"We are failing our kids," says Dr Jaimee Stuart, who has carried out research into bullying in New Zealand.
Her comments come as the 2015 Trends in Mathematics and Science Study (TIMSS) shows the country is once again among the worst in the world when it comes to bullying.
Among Year 5 science and maths students, 24 per cent said they were bullied on a weekly basis, with only 40 per cent saying they were "almost never" bullied.
•New Zealand pupils below average in maths
Only Bahrain and South Africa scored lower in this ranking than New Zealand.
The statistics improved slightly for Year 9 students, with 10 per cent of science and maths pupils in this year group saying they experienced some kind of bullying on a weekly basis, and 55 per cent saying they were almost never bullied.
This compares to 73 per cent of Irish Year 5 students who said they were almost never bullied, and 80 per cent of Japanese Year 9 students who said the same.

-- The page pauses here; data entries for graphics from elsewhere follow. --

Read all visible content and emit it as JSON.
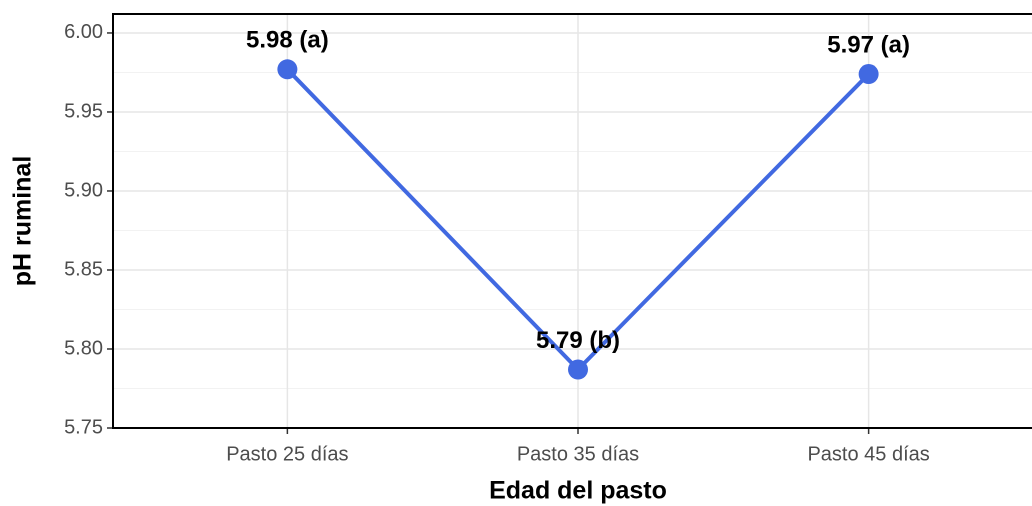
{
  "chart_data": {
    "type": "line",
    "x_label": "Edad del pasto",
    "y_label": "pH ruminal",
    "categories": [
      "Pasto 25 días",
      "Pasto 35 días",
      "Pasto 45 días"
    ],
    "values": [
      5.977,
      5.787,
      5.974
    ],
    "value_labels": [
      "5.98 (a)",
      "5.79 (b)",
      "5.97 (a)"
    ],
    "color": "#4169e1",
    "ylim": [
      5.75,
      6.012
    ],
    "yticks": [
      {
        "value": 5.75,
        "label": "5.75"
      },
      {
        "value": 5.8,
        "label": "5.80"
      },
      {
        "value": 5.85,
        "label": "5.85"
      },
      {
        "value": 5.9,
        "label": "5.90"
      },
      {
        "value": 5.95,
        "label": "5.95"
      },
      {
        "value": 6.0,
        "label": "6.00"
      }
    ],
    "grid": true
  }
}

Stuart, who has launched a consulting firm Infer Consulting to advise schools on best practice approaches to tackling bullying, said New Zealand was consistently at the bottom of these tables.
"It's really sad that it continues to go on," she said, adding it was unfortunate that no progress had been made despite a lot of research.

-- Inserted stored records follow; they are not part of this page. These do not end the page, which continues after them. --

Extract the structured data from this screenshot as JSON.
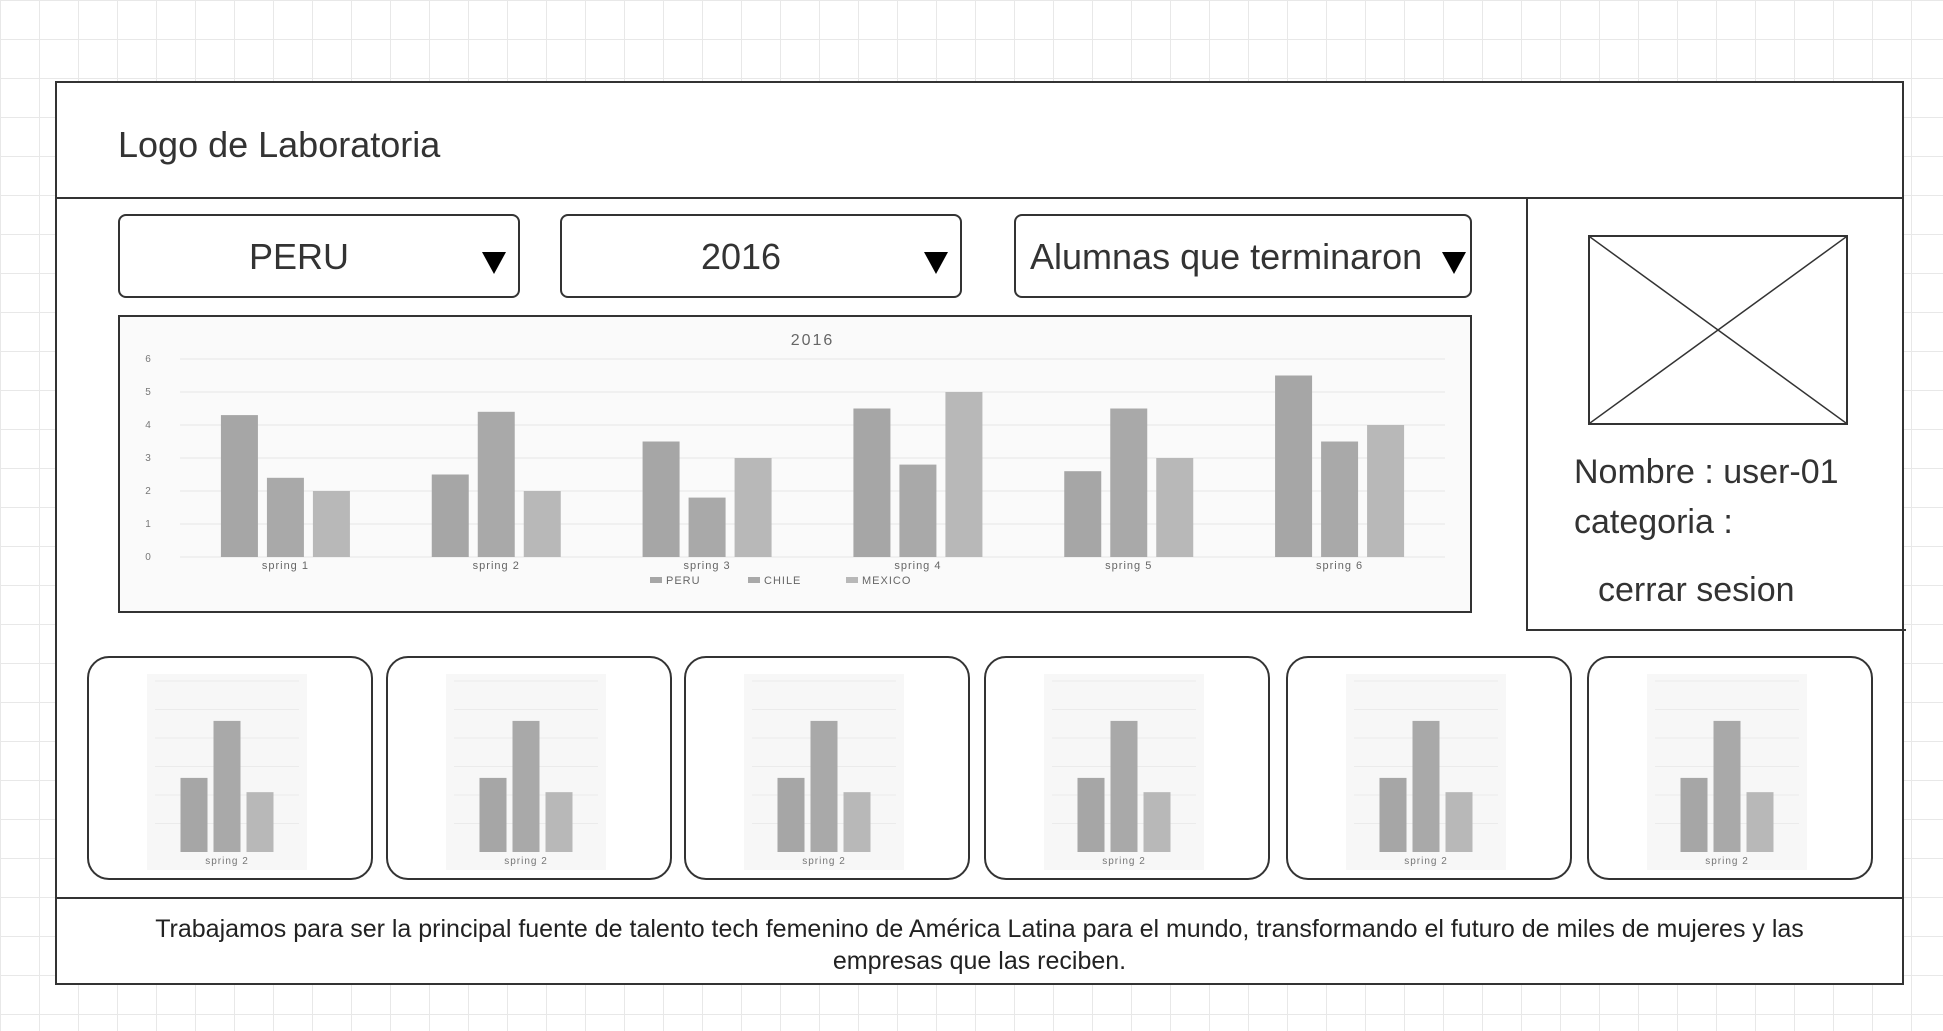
{
  "header": {
    "logo_text": "Logo de Laboratoria"
  },
  "filters": {
    "country": {
      "value": "PERU"
    },
    "year": {
      "value": "2016"
    },
    "metric": {
      "value": "Alumnas que terminaron"
    }
  },
  "chart_data": {
    "type": "bar",
    "title": "2016",
    "categories": [
      "spring 1",
      "spring 2",
      "spring 3",
      "spring 4",
      "spring 5",
      "spring 6"
    ],
    "series": [
      {
        "name": "PERU",
        "values": [
          4.3,
          2.5,
          3.5,
          4.5,
          2.6,
          5.5
        ]
      },
      {
        "name": "CHILE",
        "values": [
          2.4,
          4.4,
          1.8,
          2.8,
          4.5,
          3.5
        ]
      },
      {
        "name": "MEXICO",
        "values": [
          2.0,
          2.0,
          3.0,
          5.0,
          3.0,
          4.0
        ]
      }
    ],
    "yticks": [
      "0",
      "1",
      "2",
      "3",
      "4",
      "5",
      "6"
    ],
    "ylim": [
      0,
      6
    ],
    "legend_position": "bottom",
    "grid": true
  },
  "mini_charts": [
    {
      "label": "spring 2",
      "values": [
        2.6,
        4.6,
        2.1
      ]
    },
    {
      "label": "spring 2",
      "values": [
        2.6,
        4.6,
        2.1
      ]
    },
    {
      "label": "spring 2",
      "values": [
        2.6,
        4.6,
        2.1
      ]
    },
    {
      "label": "spring 2",
      "values": [
        2.6,
        4.6,
        2.1
      ]
    },
    {
      "label": "spring 2",
      "values": [
        2.6,
        4.6,
        2.1
      ]
    },
    {
      "label": "spring 2",
      "values": [
        2.6,
        4.6,
        2.1
      ]
    }
  ],
  "user": {
    "name_line": "Nombre : user-01",
    "category_line": "categoria :",
    "logout_label": "cerrar sesion"
  },
  "footer": {
    "text": "Trabajamos para ser la principal fuente de talento tech femenino de América Latina para el mundo, transformando el futuro de miles de mujeres y las empresas que las reciben."
  },
  "colors": {
    "bar_peru": "#a6a6a6",
    "bar_chile": "#a9a9a9",
    "bar_mexico": "#b8b8b8",
    "border": "#333333"
  }
}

New Zealand's "harden up, be tough" attitude to bullying was to blame, Stuart said, and the TIMSS results "should be taken seriously".
"We are failing our kids, and I think we're failing our kids by not implementing the right programmes and not focusing on positive social relationships for kids."
The focus had been on the concept of bullying, and not on what influenced it, or teaching children how to interact with each other in a positive manner, she said.
"That focus on holistic wellbeing has been missed and that's probably why nothing's been done about it."
Louise Green from the New Zealand Educational Institute said: "Children have the right to an education, that nurtures their full potential and is free from bullying and harassment."
Education Minister Hekia Parata said: "The longstanding issue of bullying remains an ugly and unwanted presence in our schools, but I am optimistic for the future."
A lot of work had been done since the study was carried out to address the issue of bullying in schools, she said, such as new guidelines on cyberbullying.